Per le medesime ragioni, la Corte ha ritenuto parimenti improprio il raffronto tra l’insolvenza prevista per le Cooperative ed i meccanismi di composizione della crisi e di liquidazione del patrimonio disciplinati dalla Legge n. 3/2012 con riguardo ai soggetti non fallibili. Anche in questo caso, dunque, è errato paragonare “su basi strettamente economico-patrimoniali, l’insolvenza di un’impresa di economia sociale – quale è la società cooperativa – con l’insolvenza di un mero debitore civile”.
La Corte ha dichiarato infondata pure la questione di legittimità sollevata in relazione all’art. 45 della Costituzione, il cui spirito di favore verso il sistema cooperativo sarebbe stato violato, secondo il Giudice a quo, dalle anzidette norme particolarmente restrittive.
Nello specifico, la Corte, anche sulla base di precedenti pronunce, ha rilevato come la norma costituzionale in questione riconosca e promuova il modello mutualistico (“la legge ne promuove e favorisce l’incremento con i mezzi più idonei”), ma al tempo stesso imponga di adottare misure finalizzate ad assicurare la concreta realizzazione di tale modello (“e ne assicura, con gli opportuni controlli, il carattere e le finalità”).

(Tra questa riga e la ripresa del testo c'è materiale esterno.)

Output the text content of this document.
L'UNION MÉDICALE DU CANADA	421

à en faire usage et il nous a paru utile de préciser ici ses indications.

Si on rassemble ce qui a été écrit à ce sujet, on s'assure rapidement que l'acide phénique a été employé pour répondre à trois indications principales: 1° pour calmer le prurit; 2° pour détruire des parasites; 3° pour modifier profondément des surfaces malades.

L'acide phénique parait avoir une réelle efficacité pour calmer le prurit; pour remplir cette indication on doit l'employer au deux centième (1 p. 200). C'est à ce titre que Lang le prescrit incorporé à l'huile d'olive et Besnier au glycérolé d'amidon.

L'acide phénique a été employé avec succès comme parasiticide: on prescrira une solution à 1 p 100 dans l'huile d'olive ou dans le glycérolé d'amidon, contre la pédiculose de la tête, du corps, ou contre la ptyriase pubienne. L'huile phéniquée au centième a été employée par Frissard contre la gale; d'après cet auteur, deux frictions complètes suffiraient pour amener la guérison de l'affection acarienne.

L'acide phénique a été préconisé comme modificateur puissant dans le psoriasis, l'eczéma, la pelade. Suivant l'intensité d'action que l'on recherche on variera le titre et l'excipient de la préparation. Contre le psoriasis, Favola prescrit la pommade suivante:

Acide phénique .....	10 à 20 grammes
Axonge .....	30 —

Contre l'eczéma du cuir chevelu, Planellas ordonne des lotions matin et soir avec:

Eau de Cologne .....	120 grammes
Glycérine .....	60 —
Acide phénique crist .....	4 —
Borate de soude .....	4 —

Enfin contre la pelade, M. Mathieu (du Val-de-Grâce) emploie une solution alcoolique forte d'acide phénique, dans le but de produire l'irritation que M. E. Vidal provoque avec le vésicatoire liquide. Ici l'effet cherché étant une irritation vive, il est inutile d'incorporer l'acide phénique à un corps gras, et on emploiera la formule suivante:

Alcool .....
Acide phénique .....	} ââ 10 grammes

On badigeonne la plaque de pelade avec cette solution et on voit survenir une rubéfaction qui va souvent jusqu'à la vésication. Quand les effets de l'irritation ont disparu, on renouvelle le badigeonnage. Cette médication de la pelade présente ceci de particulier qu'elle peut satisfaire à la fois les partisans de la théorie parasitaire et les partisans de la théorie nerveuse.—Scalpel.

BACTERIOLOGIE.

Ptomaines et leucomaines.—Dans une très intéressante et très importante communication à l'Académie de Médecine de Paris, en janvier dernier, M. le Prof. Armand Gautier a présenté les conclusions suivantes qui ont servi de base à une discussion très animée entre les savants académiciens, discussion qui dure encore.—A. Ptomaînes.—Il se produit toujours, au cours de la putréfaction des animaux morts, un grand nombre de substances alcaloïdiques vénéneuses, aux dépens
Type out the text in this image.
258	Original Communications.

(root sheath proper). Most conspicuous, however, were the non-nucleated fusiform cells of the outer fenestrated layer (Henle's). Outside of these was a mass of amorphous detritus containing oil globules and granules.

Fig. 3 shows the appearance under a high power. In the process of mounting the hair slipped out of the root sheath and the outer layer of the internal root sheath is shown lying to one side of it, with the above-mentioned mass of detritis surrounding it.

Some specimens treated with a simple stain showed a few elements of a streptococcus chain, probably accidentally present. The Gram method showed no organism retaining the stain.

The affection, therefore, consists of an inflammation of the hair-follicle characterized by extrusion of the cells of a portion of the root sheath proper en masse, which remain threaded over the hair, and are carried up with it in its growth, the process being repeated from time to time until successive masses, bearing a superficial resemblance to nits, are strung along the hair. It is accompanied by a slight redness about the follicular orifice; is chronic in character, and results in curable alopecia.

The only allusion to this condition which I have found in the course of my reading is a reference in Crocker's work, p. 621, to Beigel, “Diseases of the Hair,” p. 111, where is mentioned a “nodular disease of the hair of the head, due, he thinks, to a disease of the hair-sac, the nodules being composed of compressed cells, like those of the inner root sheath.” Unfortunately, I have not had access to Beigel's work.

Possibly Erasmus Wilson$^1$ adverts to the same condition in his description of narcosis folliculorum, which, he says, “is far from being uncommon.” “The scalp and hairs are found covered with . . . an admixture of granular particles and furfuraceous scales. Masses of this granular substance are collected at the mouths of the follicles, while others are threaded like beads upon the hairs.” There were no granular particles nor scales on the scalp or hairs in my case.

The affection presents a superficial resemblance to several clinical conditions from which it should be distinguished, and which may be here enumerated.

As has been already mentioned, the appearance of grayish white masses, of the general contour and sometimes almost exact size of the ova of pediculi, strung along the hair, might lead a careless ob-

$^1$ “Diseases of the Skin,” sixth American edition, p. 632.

Ne consegue che gli effetti restrittivi derivanti dalla dichiarazione di insolvenza, in campo civile e penale, possono essere coerentemente ricondotti nell’ambito degli “opportuni controlli” imposti proprio dal noto art. 45, come testualmente statuito nella Sentenza: “la tutela rafforzata del ceto creditorio e dell’ordine pubblico economico connessa all’accertamento giudiziario dello stato di insolvenza della società cooperativa può agevolmente ricondursi agli «opportuni controlli» raccomandati dall’art. 45 Cost., in base ad un non irragionevole bilanciamento legislativo tra mezzi di promozione e istanze di vigilanza, con conseguente insussistenza della denunciata violazione”.
Peraltro, la stessa Corte aveva già riconosciuto non solo l’ampia discrezionalità del Legislatore nell’individuazione delle modalità da adottare per l’incremento della cooperazione (Sentenza n. 334/1995; Ordinanze nn. 19/1988 e 371/1987), ma anche la possibilità che tale obiettivo venga perseguito mediante l’imposizione di oneri (Sentenza n. 149/2021), quali possono essere, appunto, le revocatorie ed i reati fallimentari conseguenti alla dichiarazione di insolvenza. Con la pronuncia in esame, quindi, la Corte conferma che il favor nei confronti della cooperazione, tutelato costituzionalmente dall’art. 45, non equivale ad una “sommatoria di prerogative”, dovendo viceversa essere inteso in senso complessivo e coerente con tutti gli interessi coinvolti.